Agents are pulling together as they unite urgently to find accommodation to rehouse survivors of the Grenfell Tower catastrophe.
Daniels, which has five offices in London, said that the imperative and co-ordination now seem to be coming from central government.
Operations manager Brendan Ryan said: “The day after the blaze, we contacted Kensington & Chelsea Council to offer whatever help we could, but we got no response.
“On Monday this week we heard from our own local council, Brent, which was asking for help locating empty two-, three- and four-bedroom properties that were available for rent.
“We immediately contacted our entire database asking if they, or anyone they knew, had a suitable property.
“As a result, we have had between 40 and 50 offers, which we have now put forward.
“All we know at this stage is that the full market rent will be offered and paid by central government, and that there will be the usual shorthold tenancies. Other than that, there is no detail.
“We will be waiving all our usual fees, and our property management team is working flat out to find as many homes as we can and to make these ready to move into as soon as possible.
“People have been calling us – home owners offering to move out of their own properties, so that the tower survivors can move in. But of course, that is not what we want.
“The community spirit really is remarkable, but it is not just the community that is pulling together – it is estate agents too.

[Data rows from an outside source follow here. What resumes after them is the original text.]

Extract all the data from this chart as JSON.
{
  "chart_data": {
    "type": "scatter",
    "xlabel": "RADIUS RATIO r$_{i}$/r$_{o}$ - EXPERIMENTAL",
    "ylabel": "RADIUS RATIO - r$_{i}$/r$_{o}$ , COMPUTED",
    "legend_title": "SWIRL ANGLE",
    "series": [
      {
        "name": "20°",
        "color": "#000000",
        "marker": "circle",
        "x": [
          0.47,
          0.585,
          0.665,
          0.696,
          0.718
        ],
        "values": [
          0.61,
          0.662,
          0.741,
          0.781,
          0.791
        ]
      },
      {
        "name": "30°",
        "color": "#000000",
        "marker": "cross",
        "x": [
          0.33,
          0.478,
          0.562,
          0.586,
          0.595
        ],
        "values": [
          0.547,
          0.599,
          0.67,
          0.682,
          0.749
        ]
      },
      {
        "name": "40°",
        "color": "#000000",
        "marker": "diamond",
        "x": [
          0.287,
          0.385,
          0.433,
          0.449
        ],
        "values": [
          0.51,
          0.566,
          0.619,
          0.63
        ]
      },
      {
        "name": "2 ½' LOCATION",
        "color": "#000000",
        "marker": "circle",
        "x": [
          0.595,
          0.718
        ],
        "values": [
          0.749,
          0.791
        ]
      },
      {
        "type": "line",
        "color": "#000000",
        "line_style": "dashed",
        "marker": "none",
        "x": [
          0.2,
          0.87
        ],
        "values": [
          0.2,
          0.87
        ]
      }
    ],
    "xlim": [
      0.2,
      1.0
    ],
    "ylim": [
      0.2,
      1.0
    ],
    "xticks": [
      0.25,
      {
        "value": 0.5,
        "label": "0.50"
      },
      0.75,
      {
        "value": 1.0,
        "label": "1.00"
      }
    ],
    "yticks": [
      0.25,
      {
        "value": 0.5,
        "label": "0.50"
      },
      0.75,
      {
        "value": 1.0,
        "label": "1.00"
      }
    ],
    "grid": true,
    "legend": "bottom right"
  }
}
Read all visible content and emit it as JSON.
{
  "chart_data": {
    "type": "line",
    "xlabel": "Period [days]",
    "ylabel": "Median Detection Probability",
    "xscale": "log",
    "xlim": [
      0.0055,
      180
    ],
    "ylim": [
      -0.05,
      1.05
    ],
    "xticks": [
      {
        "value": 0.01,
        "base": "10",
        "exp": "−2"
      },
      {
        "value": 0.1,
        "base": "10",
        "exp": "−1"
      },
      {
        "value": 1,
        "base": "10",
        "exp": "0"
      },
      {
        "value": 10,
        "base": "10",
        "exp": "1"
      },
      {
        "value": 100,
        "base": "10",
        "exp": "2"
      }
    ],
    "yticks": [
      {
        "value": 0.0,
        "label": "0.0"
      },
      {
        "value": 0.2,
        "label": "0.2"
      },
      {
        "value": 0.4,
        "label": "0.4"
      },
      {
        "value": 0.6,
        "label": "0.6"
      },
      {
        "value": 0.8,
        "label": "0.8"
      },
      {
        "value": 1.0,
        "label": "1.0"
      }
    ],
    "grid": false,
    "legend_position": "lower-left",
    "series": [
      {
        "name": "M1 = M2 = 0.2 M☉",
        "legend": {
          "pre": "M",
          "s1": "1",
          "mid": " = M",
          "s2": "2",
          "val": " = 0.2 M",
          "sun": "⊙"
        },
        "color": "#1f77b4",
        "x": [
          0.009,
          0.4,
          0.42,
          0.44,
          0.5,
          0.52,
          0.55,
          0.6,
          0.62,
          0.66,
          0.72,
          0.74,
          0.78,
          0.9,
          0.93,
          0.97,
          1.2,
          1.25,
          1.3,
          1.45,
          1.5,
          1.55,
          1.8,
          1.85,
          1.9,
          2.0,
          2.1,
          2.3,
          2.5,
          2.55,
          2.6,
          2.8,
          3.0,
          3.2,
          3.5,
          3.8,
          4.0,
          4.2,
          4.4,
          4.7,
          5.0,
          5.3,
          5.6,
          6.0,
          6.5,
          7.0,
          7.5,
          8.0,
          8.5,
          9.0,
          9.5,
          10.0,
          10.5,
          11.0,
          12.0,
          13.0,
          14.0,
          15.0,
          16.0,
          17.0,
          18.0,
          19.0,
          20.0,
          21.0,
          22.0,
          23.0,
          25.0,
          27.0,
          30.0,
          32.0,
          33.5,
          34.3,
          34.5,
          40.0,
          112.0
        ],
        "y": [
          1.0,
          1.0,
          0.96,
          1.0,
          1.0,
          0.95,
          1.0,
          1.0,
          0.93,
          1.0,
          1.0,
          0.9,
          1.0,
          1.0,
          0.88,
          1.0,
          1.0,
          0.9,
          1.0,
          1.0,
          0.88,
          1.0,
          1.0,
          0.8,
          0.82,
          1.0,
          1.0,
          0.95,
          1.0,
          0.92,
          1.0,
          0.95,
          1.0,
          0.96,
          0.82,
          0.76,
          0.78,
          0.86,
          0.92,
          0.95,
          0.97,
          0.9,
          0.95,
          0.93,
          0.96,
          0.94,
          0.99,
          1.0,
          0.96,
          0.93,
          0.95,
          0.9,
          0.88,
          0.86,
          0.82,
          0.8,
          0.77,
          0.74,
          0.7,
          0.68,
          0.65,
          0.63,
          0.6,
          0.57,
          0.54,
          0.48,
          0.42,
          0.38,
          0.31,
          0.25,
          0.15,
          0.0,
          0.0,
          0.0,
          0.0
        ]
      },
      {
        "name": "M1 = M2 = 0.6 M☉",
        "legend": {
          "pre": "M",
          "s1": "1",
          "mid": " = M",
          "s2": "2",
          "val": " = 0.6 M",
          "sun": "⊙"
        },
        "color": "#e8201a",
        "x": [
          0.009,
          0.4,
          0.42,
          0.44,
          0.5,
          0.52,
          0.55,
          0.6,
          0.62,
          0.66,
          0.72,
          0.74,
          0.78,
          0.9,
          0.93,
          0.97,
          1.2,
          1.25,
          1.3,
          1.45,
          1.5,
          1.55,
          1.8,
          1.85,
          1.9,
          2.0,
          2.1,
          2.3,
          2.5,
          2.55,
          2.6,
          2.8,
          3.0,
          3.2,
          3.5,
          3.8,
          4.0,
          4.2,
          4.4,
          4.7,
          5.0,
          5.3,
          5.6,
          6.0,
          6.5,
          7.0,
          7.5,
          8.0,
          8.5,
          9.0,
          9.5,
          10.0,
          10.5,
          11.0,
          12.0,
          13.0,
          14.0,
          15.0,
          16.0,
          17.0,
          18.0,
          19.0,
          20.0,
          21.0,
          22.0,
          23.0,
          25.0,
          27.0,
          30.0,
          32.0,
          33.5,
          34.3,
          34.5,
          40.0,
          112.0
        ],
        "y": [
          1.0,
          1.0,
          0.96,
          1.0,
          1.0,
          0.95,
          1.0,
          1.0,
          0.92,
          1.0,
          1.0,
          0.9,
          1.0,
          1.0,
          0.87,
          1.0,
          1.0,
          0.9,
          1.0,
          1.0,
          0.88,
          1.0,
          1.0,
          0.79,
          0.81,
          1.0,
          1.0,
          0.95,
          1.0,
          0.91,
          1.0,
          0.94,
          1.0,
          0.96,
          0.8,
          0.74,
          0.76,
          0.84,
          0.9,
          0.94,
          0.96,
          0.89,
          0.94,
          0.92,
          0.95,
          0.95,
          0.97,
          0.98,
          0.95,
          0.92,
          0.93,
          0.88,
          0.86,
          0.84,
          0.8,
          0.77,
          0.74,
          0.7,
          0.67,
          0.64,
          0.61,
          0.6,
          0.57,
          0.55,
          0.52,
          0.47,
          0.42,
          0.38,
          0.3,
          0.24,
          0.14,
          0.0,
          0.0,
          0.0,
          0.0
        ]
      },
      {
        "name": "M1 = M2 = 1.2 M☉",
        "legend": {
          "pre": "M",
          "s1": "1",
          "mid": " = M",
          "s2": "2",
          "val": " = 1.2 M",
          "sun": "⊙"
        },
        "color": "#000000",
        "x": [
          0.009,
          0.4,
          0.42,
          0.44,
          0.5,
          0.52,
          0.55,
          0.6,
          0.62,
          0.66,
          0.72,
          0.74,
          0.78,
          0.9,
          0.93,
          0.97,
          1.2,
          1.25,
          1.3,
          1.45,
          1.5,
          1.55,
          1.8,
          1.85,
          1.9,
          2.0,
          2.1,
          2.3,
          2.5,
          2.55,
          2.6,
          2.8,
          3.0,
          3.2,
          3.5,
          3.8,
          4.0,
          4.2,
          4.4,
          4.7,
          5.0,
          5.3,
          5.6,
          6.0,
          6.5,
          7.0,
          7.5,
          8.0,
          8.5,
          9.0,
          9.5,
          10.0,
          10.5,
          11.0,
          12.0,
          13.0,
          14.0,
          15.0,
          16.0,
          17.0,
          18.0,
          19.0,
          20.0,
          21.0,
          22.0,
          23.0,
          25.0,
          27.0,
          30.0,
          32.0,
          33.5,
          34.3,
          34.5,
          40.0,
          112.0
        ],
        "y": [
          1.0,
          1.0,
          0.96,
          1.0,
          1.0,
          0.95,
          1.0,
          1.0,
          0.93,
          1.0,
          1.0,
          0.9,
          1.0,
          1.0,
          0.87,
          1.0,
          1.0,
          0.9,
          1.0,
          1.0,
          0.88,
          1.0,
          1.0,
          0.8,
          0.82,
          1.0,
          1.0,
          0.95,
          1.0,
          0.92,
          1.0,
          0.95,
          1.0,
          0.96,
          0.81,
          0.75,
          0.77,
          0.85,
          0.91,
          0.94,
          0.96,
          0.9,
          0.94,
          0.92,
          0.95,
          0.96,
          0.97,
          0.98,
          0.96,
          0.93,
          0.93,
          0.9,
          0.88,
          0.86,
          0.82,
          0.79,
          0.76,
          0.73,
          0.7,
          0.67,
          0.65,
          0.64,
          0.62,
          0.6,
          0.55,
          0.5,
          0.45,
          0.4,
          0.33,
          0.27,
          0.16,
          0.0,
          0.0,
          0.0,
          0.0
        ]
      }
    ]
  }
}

“I have been contacted by others, including Spicerhaart and Countrywide, wanting to join in the effort.”
Ryan appealed for any agents, or their friends or contacts, knowing of vacant properties within a mile or two of Grenfell Tower to get in touch.
He said: “This is where the need really seems to be.”
Any agent who may be able to help should ring Daniels on 0208 452 7999 and ask to speak to any of the managers.
It is not known how many surviving households there are from the blaze, which took the lives of at least 79 people.
The London agents have also risen above politics and potential ‘fake news’, with stories that some survivors have been given temporary accommodation miles away – according to some reports, re-housed as far away as Preston – and that others have been offered high-rise accommodation, including multi-storey hotels, which traumatised victims have refused even to enter.
The new housing minister has so far kept a very low profile in the disaster, but yesterday Henry Pryor received what looks to have been the first direct tweet from Alok Sharma.
In it, he said that the policy was to “house locally”. https://twitter.com/AlokSharma_RDG/status/877200734277832706
EYE thanks the agency community – our readers – across London for your response, compassion and practicality in these awful times.